I have rarely known vanity so persistent.

That opposite care (and my family does not lack an example of that either) seems to me to be cousin-german to the other: it consists in getting worried and worked up at this final stage about restricting the attendance (out of some private and unwonted frugality) to one servant and one lantern. I have seen this humour praised, as was the command of Marcus Aemilius Lepidus, who forbade his heirs to perform for him the ceremonies which were customary in such matters.
18
Is it still temperance and frugality if we avoid expenditures the use of which – and pleasures all knowledge of which – we are incapable of perceiving? An easy way to reform; and it costs little!

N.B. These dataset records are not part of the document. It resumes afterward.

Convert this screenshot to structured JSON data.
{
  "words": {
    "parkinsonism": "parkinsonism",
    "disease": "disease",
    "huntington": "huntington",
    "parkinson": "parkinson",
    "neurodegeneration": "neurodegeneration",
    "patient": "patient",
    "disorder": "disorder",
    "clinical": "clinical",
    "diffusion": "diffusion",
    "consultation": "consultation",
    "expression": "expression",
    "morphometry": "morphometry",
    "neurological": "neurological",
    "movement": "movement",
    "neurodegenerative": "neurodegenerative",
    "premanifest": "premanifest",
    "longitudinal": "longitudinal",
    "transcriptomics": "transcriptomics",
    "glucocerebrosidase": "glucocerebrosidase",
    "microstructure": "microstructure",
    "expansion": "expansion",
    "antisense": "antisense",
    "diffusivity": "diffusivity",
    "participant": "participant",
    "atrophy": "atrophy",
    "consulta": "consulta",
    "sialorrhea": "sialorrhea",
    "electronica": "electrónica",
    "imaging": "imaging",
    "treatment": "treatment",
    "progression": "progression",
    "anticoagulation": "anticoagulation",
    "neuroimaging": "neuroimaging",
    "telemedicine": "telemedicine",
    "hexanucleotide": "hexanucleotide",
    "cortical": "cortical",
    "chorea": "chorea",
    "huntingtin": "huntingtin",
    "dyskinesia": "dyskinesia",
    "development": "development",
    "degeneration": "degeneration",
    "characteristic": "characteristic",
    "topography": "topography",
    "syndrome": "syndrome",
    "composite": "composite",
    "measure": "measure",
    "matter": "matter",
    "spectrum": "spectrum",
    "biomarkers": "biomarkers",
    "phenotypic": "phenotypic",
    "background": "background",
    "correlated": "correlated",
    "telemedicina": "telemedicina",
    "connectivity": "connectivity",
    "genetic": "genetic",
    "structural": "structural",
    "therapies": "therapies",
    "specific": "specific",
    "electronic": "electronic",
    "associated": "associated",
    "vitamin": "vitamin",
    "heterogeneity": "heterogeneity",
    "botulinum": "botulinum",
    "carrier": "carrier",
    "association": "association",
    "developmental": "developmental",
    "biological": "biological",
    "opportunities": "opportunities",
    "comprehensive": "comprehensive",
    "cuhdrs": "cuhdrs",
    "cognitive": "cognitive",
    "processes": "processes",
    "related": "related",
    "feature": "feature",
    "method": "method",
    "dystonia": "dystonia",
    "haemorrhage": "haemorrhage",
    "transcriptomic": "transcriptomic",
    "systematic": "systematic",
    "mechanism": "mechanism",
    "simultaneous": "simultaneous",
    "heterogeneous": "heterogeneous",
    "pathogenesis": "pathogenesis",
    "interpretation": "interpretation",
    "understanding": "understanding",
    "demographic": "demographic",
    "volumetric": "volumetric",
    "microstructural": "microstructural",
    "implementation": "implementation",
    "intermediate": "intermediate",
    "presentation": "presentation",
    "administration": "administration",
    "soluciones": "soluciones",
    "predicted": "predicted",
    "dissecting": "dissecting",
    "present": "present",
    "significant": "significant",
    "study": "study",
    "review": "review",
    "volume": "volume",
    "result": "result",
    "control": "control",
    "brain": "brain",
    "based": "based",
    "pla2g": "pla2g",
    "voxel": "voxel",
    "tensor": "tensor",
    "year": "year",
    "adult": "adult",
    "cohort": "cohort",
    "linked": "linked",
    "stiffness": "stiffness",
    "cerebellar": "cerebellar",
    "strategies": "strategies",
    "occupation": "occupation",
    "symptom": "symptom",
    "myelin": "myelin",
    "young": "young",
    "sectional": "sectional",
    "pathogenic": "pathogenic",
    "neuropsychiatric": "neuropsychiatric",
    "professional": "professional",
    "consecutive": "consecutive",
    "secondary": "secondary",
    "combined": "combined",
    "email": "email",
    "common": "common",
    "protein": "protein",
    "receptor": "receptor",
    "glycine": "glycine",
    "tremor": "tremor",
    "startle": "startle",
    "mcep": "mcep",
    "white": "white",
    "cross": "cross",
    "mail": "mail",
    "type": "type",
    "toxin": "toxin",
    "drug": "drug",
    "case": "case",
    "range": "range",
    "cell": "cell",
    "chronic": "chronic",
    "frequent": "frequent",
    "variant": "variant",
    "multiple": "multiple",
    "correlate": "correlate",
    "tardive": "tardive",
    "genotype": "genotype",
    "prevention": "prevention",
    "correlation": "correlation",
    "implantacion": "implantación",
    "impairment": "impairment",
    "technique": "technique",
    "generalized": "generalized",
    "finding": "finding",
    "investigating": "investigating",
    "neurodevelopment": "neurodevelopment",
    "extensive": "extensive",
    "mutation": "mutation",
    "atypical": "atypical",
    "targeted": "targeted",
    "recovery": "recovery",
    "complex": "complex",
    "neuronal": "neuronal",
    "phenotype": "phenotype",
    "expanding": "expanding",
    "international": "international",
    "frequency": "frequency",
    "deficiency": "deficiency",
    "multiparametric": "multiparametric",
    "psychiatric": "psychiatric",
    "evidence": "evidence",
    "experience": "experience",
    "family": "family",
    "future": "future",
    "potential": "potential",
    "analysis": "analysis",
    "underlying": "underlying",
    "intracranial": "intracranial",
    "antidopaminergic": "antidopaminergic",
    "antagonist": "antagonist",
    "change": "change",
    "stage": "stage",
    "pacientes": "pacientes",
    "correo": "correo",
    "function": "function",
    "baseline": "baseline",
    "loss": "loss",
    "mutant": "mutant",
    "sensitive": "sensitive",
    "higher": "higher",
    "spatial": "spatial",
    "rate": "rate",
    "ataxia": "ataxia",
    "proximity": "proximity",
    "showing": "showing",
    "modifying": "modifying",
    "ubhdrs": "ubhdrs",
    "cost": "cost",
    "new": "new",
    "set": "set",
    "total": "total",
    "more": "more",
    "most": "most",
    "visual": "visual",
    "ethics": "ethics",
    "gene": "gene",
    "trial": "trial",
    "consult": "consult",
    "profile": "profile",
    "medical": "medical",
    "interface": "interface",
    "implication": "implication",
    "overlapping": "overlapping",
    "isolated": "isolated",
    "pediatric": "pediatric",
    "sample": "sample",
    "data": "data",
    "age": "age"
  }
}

[C] If it were necessary to make arrangements for it, my decision would be that in this as in all other of life’s actions each man should conform his principles to the size of his fortune; Lycon, the philosopher, wisely prescribed that his friends should lay his body where they thought best, and, as far as the funeral was concerned, should make it neither excessive nor niggardly.
19
[B] I shall leave it [C] purely to custom to order this ceremony; I shall entrust myself to the discretion of the first people this duty shall fall to.
20
‘Totus hic locus est contemnendus in nobis, non negligendus in nostris.’
[All this is a matter to be despised for ourselves but not neglected for our own.] And a saint put it a saintly way:
‘Curatio funeris, conditio sepulturae, pompa exsequiarum magis sunt vivorum solatia quam subsidia mortuorum.’
[The arranging of funerals, the choosing of tombs and the pomp of obsequies are consolations for the living rather than supports for the dead.] That is why Socrates (when Crito asked him in his final moments how he wanted to be buried) replied, ‘Just as you wish.’